Arrived there, he bends down and pats the turf, as one lightly caresses the blanket under which a sick friend is lying. Then he takes out a pack of cards and sits down beside the grave.
“He is so lonely outside here, Johan Fredrik. He must long sometimes for a game.”
“It is a sin and a shame that such a man shall lie here,” says the great bear-hunter, Anders Fuchs, and sits down at his side.
But little Ruster, the flute-player, speaks with broken voice, while the tears run from his small red eyes.
“Next to you, colonel, next to you he was the finest man I have ever known.”
These three worthy men sit round the grave and deal the cards seriously and with zeal.
I look out over the world, I see many graves. There rest the mighty ones of the earth, weighed down by marble. Funeral marches thunder over them. Standards are sunk over those graves.
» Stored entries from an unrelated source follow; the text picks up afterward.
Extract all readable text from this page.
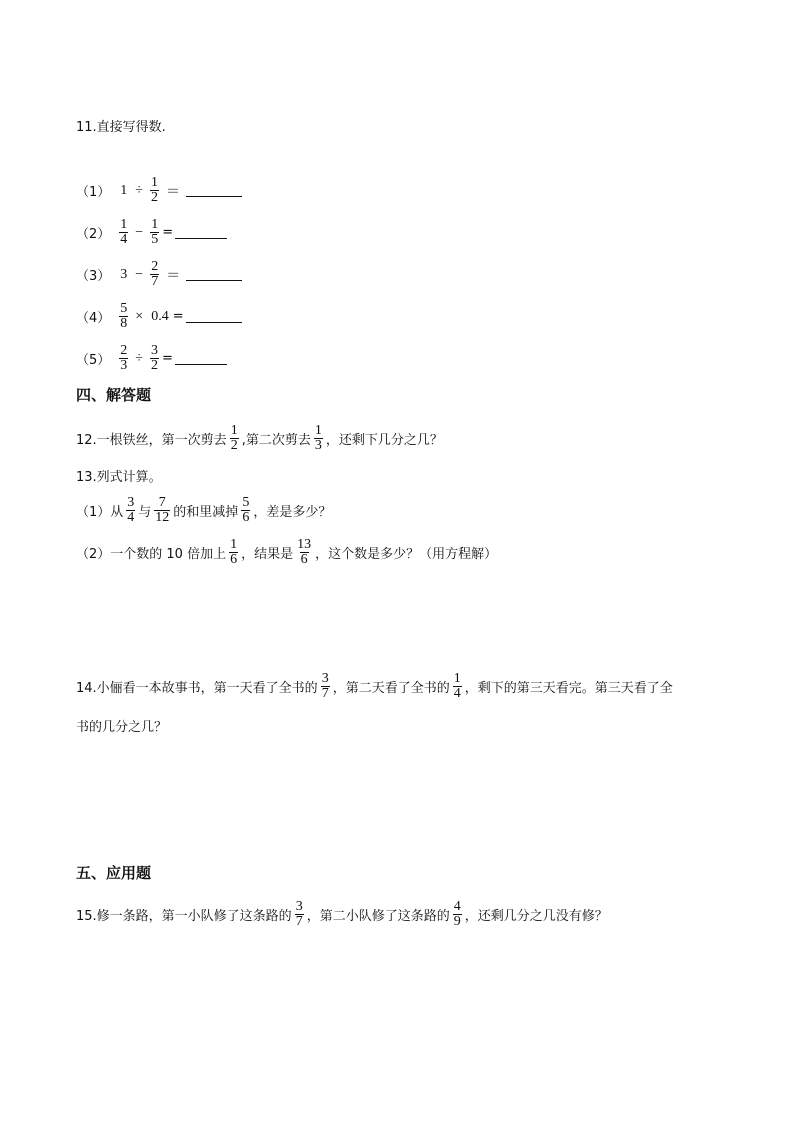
11.直接写得数.
（1） $1 \div \frac{1}{2}$ ＝
$(2) \frac{1}{4} - \frac{1}{5}$ =
（3） $3 - \frac{2}{7}$ ＝
$(4) \frac{5}{8} \times 0.4$ =
$(5) \frac{2}{3} \div \frac{3}{2}$ =
四、解答题
12.一根铁丝，第一次剪去 $\frac{1}{2}$ ,第二次剪去 $\frac{1}{3}$ ，还剩下几分之几？
13.列式计算。
（1）从 $\frac{3}{4}$ 与 $\frac{7}{12}$ 的和里减掉 $\frac{5}{6}$ ，差是多少？
（2）一个数的 10 倍加上 $\frac{1}{6}$ ，结果是 $\frac{13}{6}$ ，这个数是多少？（用方程解）
14.小俪看一本故事书，第一天看了全书的 $\frac{3}{7}$ ，第二天看了全书的 $\frac{1}{4}$ ，剩下的第三天看完。第三天看了全
书的几分之几？
五、应用题
15.修一条路，第一小队修了这条路的 $\frac{3}{7}$ ，第二小队修了这条路的 $\frac{4}{9}$ ，还剩几分之几没有修？
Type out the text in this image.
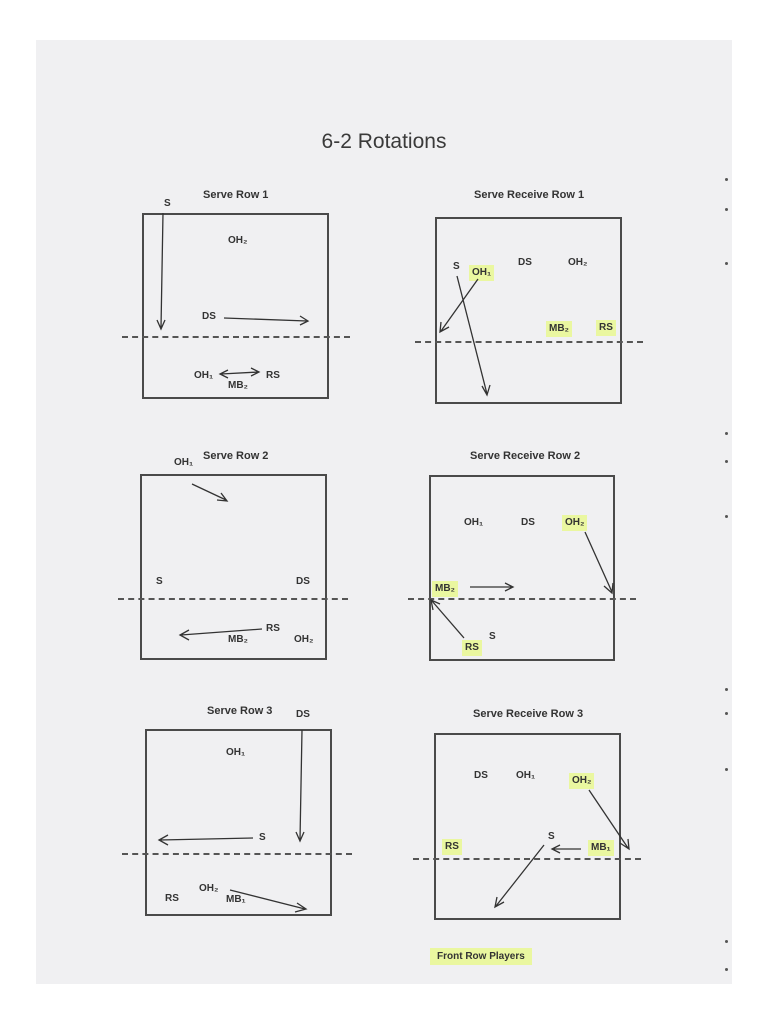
6-2 Rotations
Serve Row 1
S
OH₂
DS
OH₁
MB₂
RS
Serve Receive Row 1
S
OH₁
DS	OH₂
MB₂	RS
Serve Row 2
OH₁
S	DS
RS
MB₂	OH₂
Serve Receive Row 2
OH₁	DS	OH₂
MB₂
S
RS
Serve Row 3 DS
OH₁
S
OH₂
MB₁
RS
Serve Receive Row 3
DS	OH₁	OH₂
RS
S
MB₁
Front Row Players
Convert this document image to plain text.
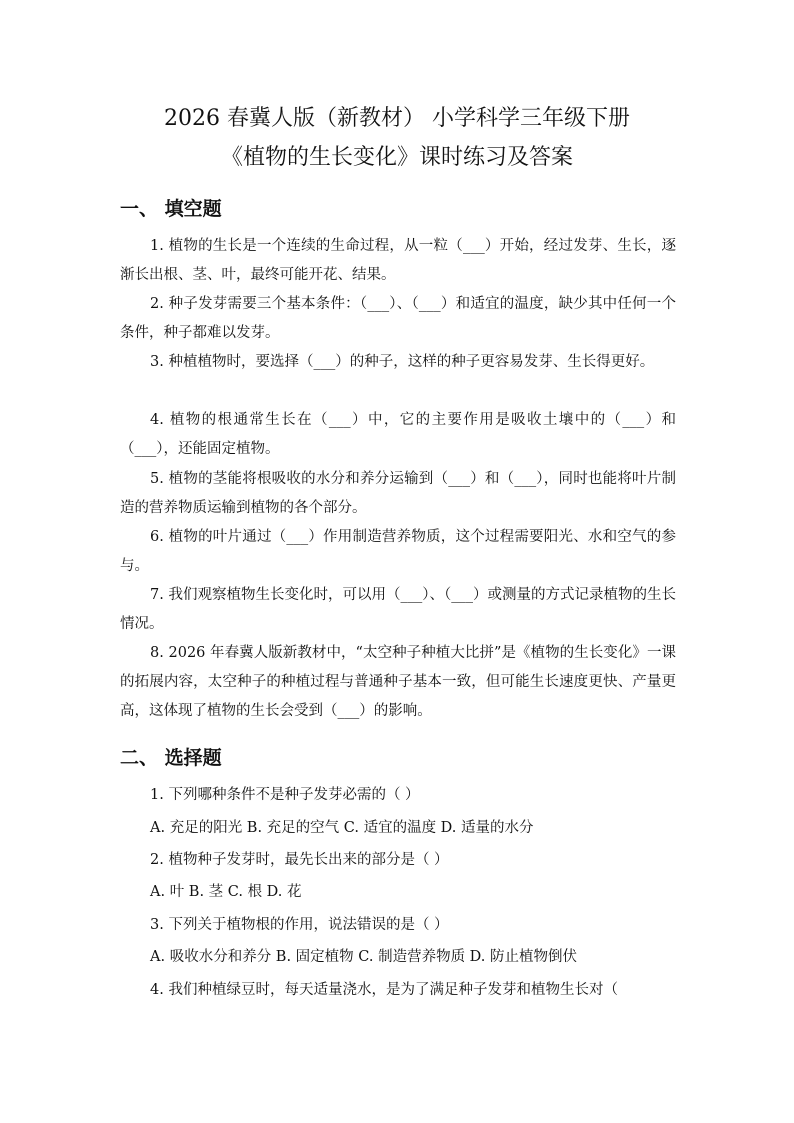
2026 春冀人版（新教材） 小学科学三年级下册
《植物的生长变化》课时练习及答案
一、 填空题

1. 植物的生长是一个连续的生命过程，从一粒（___）开始，经过发芽、生长，逐渐长出根、茎、叶，最终可能开花、结果。

2. 种子发芽需要三个基本条件：（___）、（___）和适宜的温度，缺少其中任何一个条件，种子都难以发芽。

3. 种植植物时，要选择（___）的种子，这样的种子更容易发芽、生长得更好。

4. 植物的根通常生长在（___）中，它的主要作用是吸收土壤中的（___）和（___），还能固定植物。

5. 植物的茎能将根吸收的水分和养分运输到（___）和（___），同时也能将叶片制造的营养物质运输到植物的各个部分。

6. 植物的叶片通过（___）作用制造营养物质，这个过程需要阳光、水和空气的参与。

7. 我们观察植物生长变化时，可以用（___）、（___）或测量的方式记录植物的生长情况。

8. 2026 年春冀人版新教材中，“太空种子种植大比拼”是《植物的生长变化》一课的拓展内容，太空种子的种植过程与普通种子基本一致，但可能生长速度更快、产量更高，这体现了植物的生长会受到（___）的影响。

二、 选择题

1. 下列哪种条件不是种子发芽必需的（ ）

A. 充足的阳光 B. 充足的空气 C. 适宜的温度 D. 适量的水分

2. 植物种子发芽时，最先长出来的部分是（ ）

A. 叶 B. 茎 C. 根 D. 花

3. 下列关于植物根的作用，说法错误的是（ ）

A. 吸收水分和养分 B. 固定植物 C. 制造营养物质 D. 防止植物倒伏

4. 我们种植绿豆时，每天适量浇水，是为了满足种子发芽和植物生长对（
I see the graves of those who have been much loved. Flowers, wet with tears, caressed with kisses, rest lightly on their green sods. I see forgotten graves, arrogant graves, lying resting-places, and others which say nothing, but never before did I see the right-bower and the joker with the bells in his cap offered as entertainment to a grave’s occupant.
“Johan Fredrik has won,” says the colonel, proudly. “Did I not know it? I taught him to play. Yes, now we are dead, we three, and he alone alive.”
Thereupon he gathers together the cards, rises, and goes, followed by the others, back to Ekeby.
May the dead man have known and felt that not every one has forgotten him or his forsaken grave.
Strange homage wild hearts bring to them they love; but he who lies outside the wall, he whose dead body was not allowed to rest in consecrated ground, he ought to be glad that not every one has rejected him.
Friends, children of men, when I die I shall surely rest in the middle of the churchyard, in the tomb of my ancestors. I shall not have robbed my family of their means of subsistence, nor lifted my hand against my own life, but certainly I have not won such a love, surely will no one do as much for me as the pensioners did for that culprit. It is certain that no one will come in the evening, when the sun sets and it is lonely and dreary in the gardens of the dead, to place between my bony fingers the many-colored cards.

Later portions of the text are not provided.